XI

The autumn tour of that year, 1905, was fixed for ten weeks and a half, to commence at Sheffield on 2nd October. The tour commenced very well. There were fine houses despite the fact that it was the week of the Musical Festival. On Tuesday, 3rd, the Lord Mayor, Sir Joseph Jonas, gave a great luncheon for him in the Town Hall. Irving was in good form and spoke well. There was nothing noticeable in his playing or regarding his health all that week. On Saturday night there was a big house and much enthusiasm. Irving seemed much touched as he said farewell. From Sheffield we went on to Bradford.

The Monday and Tuesday night at Bradford went all right. Irving did not seem ill or extremely weak. We had by now been accustomed to certain physical feebleness—except when he was on the stage. On Wednesday the Mayor, Mr. Priestley, was giving a big lunch for him in the Town Hall, at which he was to be presented with a Public Address. I joined him at his hotel at a little past one o’clock and we went together to the Town Hall. He seemed very feeble that morning, and as we went slowly up the steep steps he paused several times to get his breath. He had become an adept at concealing his physical weakness on such occasions. He would seize on some point of local or passing interest and make inquiries about it, so that by the time the answer came he would have been rested. There was a party of some fifty gentlemen, all friends, all hearty, all delightful. On the presentation of the Address he spoke well, but looked sadly feeble.

That night we played Louis XI. He got through his work all right, but was very exhausted after it. The bill of the next night was the one we dreaded, The Bells. I had been with him at his hotel for an hour in the morning and we had got through our usual work together. He seemed feeble, but made no complaint. There was a great house that night. When Irving arrived he seemed exceedingly feeble though not ill. In his dressing-room I noticed that he did that which I had never known him do before: sit down in a listless way and delay beginning to dress for his part. He seemed tired, tired; tired not for an hour but for a lifetime. He played, however, just as usual. There was no perceptible diminution of his strength—of his fire. But when the play was over he was absolutely exhausted. Whilst he was dressing I went in and sat with him, having previously given instructions to the Master Machinist to send The Bells back to London. When I told Irving what I had done he acquiesced in it and seemed relieved. He had played The Bells against the strong remonstrances of Loveday and myself. Knowing him as I did, I came to the conclusion that his doing so was to prove himself. He had felt weak but would not yield to the suspicion; he wanted to know.

It may be wondered at or even asked why Henry Irving was allowed to play at all, being in his then state of weakness.

In the first place, Irving was his own master, and took his own course entirely. He was of a very masterful nature and took on his own shoulders the full responsibility of his acts. He would listen to the advice of those whom he trusted naturally, or had learned to trust; but he was, within the limits of possibility, the final arbiter of matters concerning himself in which there was any power of choice. The forces of a strong nature have to be accepted en bloc; these very indomitable forces of resolution and persistence—of the disregard of pain or weariness to himself which had given him his great position—ruled him in weakness as in strength. His will was the controlling power of his later as of his earlier days.

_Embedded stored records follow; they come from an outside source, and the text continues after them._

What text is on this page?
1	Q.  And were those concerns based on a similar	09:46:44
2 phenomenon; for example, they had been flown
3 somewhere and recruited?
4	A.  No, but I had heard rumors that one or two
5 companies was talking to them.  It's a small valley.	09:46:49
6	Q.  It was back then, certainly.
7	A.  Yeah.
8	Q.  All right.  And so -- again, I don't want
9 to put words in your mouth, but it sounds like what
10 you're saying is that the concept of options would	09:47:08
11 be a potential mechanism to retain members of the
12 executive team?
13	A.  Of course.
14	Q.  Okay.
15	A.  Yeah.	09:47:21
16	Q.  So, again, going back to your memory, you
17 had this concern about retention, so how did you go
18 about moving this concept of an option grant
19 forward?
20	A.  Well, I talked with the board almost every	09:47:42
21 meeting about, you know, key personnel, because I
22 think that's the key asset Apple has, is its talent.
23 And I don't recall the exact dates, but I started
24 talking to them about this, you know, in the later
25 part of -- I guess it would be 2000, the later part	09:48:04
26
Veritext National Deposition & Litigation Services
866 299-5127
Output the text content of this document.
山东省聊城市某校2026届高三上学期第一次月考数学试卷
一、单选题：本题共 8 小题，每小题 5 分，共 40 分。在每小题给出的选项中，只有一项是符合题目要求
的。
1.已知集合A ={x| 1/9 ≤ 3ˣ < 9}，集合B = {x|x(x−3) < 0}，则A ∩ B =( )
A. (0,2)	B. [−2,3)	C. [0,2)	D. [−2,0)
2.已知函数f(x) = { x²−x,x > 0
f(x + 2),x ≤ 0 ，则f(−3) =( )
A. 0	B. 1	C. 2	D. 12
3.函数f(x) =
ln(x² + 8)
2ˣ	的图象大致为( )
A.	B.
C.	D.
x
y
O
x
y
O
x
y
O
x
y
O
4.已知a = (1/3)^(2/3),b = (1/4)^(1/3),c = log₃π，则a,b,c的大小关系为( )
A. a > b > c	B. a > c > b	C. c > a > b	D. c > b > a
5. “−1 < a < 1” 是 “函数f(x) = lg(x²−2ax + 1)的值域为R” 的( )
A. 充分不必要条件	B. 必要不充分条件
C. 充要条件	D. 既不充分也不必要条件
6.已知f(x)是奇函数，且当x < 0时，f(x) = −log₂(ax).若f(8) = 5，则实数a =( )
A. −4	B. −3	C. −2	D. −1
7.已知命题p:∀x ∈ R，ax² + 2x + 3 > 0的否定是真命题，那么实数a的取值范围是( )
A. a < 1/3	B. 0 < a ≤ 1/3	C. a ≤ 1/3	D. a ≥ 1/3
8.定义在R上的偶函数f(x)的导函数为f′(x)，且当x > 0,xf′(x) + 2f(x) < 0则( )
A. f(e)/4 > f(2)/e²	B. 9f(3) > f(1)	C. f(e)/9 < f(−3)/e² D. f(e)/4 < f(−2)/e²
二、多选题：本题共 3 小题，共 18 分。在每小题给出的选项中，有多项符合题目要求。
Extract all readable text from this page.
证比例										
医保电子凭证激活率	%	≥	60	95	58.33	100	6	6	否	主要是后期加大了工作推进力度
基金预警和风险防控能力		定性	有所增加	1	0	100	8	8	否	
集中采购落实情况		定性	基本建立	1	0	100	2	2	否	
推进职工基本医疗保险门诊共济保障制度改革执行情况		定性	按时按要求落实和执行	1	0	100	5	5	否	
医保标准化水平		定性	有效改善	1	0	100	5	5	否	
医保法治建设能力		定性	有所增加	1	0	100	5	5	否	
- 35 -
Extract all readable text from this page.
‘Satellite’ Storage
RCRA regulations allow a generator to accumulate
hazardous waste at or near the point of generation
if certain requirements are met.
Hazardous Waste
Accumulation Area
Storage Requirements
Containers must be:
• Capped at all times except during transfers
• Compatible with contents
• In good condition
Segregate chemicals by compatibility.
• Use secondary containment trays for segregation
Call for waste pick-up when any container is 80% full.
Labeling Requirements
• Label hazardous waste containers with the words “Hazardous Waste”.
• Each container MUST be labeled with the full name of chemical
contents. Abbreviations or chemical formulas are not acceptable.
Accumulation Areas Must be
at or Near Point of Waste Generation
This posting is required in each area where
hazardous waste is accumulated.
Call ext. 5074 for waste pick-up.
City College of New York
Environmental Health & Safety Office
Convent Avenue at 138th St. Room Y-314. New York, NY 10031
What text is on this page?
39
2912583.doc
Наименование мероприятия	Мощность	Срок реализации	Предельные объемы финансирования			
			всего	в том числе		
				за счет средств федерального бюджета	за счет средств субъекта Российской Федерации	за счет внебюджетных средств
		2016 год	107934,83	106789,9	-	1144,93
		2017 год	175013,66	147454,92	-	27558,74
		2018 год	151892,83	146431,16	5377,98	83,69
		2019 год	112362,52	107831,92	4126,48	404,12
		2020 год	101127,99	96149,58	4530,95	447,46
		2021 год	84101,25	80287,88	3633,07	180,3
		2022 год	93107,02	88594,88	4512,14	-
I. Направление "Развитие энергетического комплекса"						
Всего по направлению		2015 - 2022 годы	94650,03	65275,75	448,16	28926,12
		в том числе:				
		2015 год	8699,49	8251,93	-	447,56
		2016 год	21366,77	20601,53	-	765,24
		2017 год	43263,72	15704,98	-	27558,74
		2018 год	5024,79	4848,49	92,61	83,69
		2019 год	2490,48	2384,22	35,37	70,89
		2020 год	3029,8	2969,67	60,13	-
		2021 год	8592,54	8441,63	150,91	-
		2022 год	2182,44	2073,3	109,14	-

Moreover, he could not stop. To do so would have been final extinction. His affairs were such that it was necessary to go on for the sake of himself in such span of life as might be left to him, and for the sake of others. The carrying out of his purpose of going through his farewell tours would mean the realisation of a fortune; without such he would begin the unproductive period of age in poverty. Accustomed as he had been now for many years to carry out his wishes in his own way: to do whatever he had set his heart on and to help his many friends and comrades, to be powerless in such matters would have been to him a never-ending pain of chagrin. All this, of course over and above the ties and duties of his family and his own personal needs. He was a very proud man, and the inevitable blows to his pride would have been to him worse than death—especially when such might be obviated by labour, howsoever arduous or dangerous the same might be. We who knew him well recognised all this. All that we could do was to keep our own counsel, and to help him to the best of our respective powers.